Magdalena Fernández's Mobile Body Paintings arrived at the Clavijero Cultural Center, in Morelia, to breathe with the Mexican public.


The exhibition includes the videos of the series Pinturas Móviles Corporales (Body Moving Paintings). With these works, made in Venezuela and Mexico, the starting point are persons and, with them, different connections and forms are traced in space to address issues as diverse as the sea, scarcity, resilience, the alignment of consciences and the reunion with the souls of loved ones. But beyond the discourse, it seeks to explore the strength of the common. Therefore, in addition to the final result of the videos, the experience is a fundamental part and one of the main objectives of these works.


The unifying force of shared work.

The first of these videos made was Mares, in 2017. With it the artist seeks to address the different states of the sea, through the human body and breathing. It took place in a crucial year for Venezuelans, when many young people were arrested and killed in the streets of the country's cities while protesting the political and economic situation. The group experience of this work, which spanned a year, somehow also seeks to empower the energy and light of all participants in such dark times for Venezuela. In the same integrated way that in the sea, the particles of air and water generate movement and strength.

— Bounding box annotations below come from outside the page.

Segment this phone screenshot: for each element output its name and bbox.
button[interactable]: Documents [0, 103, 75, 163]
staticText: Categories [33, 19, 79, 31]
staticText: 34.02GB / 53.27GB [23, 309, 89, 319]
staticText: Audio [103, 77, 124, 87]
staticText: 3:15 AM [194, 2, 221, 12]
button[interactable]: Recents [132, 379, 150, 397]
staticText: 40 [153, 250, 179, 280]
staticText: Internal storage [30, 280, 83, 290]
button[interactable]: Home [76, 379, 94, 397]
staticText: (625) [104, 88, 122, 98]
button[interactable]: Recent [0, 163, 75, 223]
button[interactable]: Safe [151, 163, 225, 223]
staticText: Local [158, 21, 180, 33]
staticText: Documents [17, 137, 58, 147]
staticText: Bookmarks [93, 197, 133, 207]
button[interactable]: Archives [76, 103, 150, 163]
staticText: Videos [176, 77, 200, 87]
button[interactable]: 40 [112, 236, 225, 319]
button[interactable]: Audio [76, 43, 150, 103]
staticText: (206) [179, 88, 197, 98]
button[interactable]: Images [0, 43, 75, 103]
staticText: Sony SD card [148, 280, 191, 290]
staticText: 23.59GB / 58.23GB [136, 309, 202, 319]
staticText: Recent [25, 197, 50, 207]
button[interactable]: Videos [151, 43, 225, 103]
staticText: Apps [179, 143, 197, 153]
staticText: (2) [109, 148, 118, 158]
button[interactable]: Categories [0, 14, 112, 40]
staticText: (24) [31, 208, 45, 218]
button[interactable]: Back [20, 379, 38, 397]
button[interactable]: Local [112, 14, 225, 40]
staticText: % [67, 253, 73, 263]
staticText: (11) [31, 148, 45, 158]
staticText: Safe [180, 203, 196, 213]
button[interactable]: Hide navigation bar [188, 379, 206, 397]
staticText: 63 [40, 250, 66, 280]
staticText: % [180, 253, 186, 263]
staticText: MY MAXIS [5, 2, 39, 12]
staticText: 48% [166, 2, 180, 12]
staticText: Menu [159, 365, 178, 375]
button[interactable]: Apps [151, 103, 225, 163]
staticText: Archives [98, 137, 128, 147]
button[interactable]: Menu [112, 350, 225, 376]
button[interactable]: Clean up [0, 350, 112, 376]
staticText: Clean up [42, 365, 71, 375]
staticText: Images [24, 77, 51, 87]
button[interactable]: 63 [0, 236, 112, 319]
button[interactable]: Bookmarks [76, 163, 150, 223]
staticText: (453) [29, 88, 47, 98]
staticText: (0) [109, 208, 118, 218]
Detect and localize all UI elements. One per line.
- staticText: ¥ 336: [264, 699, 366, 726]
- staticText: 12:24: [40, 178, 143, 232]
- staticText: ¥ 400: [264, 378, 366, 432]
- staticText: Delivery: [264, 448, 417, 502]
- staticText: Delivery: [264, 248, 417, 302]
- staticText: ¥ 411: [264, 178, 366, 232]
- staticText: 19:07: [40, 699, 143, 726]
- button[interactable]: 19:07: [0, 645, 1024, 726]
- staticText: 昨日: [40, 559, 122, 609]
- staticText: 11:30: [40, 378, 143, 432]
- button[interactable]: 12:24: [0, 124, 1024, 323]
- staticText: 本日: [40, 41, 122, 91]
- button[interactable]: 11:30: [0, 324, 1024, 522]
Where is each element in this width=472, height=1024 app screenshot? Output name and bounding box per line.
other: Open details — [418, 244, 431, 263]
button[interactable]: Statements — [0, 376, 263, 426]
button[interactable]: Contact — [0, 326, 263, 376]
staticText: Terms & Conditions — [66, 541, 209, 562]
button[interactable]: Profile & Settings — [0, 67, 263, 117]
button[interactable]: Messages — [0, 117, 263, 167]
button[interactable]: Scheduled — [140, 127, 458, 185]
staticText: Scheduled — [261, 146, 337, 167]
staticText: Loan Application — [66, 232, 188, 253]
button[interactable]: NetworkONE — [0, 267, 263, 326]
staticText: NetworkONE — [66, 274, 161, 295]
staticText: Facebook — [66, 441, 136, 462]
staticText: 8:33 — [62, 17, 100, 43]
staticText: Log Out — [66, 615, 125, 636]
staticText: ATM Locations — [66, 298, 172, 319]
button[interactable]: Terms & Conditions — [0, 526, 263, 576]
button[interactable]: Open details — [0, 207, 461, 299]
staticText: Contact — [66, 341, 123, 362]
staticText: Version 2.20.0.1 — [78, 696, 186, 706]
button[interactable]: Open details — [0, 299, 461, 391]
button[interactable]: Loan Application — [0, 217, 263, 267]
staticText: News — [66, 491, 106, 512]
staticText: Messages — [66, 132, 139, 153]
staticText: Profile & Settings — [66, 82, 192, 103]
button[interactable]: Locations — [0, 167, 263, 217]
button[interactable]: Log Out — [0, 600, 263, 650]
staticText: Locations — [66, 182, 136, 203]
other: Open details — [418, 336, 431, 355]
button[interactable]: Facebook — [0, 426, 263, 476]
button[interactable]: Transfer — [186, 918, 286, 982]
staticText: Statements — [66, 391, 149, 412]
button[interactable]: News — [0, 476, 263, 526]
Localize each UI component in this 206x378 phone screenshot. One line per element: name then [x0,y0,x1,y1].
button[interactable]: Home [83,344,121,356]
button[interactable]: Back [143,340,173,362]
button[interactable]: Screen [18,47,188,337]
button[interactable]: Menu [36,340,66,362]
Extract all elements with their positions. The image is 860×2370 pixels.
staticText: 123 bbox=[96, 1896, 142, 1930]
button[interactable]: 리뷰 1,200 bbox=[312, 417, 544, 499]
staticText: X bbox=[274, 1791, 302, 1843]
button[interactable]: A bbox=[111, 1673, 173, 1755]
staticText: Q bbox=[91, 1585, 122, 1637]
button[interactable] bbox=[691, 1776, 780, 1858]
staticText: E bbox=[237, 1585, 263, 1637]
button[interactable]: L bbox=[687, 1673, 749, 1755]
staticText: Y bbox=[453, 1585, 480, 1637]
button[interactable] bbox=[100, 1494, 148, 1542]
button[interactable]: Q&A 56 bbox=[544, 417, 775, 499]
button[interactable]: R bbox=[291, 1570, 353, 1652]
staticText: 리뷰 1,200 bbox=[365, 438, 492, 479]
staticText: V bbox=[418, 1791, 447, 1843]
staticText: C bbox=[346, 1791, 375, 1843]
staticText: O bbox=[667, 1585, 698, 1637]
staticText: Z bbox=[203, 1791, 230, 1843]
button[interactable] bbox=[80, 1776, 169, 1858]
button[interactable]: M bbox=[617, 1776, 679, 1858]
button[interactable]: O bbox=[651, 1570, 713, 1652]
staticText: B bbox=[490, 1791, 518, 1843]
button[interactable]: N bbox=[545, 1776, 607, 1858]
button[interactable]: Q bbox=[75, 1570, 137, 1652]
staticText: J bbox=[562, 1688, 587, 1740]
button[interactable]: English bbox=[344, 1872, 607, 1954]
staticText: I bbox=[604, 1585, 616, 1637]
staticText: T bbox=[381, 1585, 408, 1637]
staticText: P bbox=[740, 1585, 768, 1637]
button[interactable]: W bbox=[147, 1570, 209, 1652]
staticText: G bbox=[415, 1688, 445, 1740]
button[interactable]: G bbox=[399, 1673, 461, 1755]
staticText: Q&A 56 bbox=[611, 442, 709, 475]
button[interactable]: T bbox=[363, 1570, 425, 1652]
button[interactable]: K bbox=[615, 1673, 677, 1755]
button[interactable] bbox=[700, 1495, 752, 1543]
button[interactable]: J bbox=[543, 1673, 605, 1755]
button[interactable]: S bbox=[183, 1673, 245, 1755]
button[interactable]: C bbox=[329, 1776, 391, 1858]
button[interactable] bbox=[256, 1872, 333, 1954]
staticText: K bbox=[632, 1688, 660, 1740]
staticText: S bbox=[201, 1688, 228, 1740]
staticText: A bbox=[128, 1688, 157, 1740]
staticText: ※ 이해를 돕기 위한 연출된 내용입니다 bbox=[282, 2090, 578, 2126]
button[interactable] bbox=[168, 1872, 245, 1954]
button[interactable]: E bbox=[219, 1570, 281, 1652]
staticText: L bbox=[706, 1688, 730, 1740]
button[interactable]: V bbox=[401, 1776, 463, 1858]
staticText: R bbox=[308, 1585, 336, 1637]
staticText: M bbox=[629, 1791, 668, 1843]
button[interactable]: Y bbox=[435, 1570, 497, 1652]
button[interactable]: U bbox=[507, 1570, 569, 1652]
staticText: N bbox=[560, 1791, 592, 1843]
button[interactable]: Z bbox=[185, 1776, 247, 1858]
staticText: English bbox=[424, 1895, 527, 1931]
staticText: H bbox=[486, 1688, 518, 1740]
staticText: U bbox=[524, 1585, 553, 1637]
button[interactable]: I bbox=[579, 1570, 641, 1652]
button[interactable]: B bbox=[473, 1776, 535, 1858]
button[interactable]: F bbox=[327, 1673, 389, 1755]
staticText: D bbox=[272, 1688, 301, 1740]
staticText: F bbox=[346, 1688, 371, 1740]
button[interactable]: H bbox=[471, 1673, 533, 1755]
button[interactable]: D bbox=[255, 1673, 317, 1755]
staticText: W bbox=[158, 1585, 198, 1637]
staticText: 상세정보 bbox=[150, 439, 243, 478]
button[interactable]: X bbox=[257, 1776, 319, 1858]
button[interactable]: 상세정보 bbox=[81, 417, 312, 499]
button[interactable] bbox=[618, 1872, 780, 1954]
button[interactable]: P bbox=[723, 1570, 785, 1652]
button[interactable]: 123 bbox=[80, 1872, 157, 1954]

Two years later the artist made other videos in her hometown (1pmc019, 2pmc019, 3pmc019), this time to symbolically talk about the shortages in Venezuela. In this way she is taking a stand on the lack of bread, water and light, basic elements for life. At the same time, she seeks to celebrate the resilient and emancipating strength of Venezuelans. On this occasion she also made two videos of a human grid that moves to the rhythm of the group's breathing (4pmc019 and 5pmc019). Through the collective movement and the rhythmic breathing of this work, Fernández wants to make visible the possibility of union and the alignment of individual consciences.

A look at the Día de los muertos (Day of the Dead)

In 2022, Alejandro Ramírez Magaña, through the Cinépolis Foundation, invites Magdalena Fernández to show two of her video installations at the Clavijero Cultural Center and the artist seizes this invitation and proposes to make a series of videos, in the cultural center itself, but this time focusing on Mexican themes, specifically on the cempasúchil flower, so important in the celebration of the Día de los Muertos, and on the monarch butterflies, which end their migratory journey precisely in Michoacán.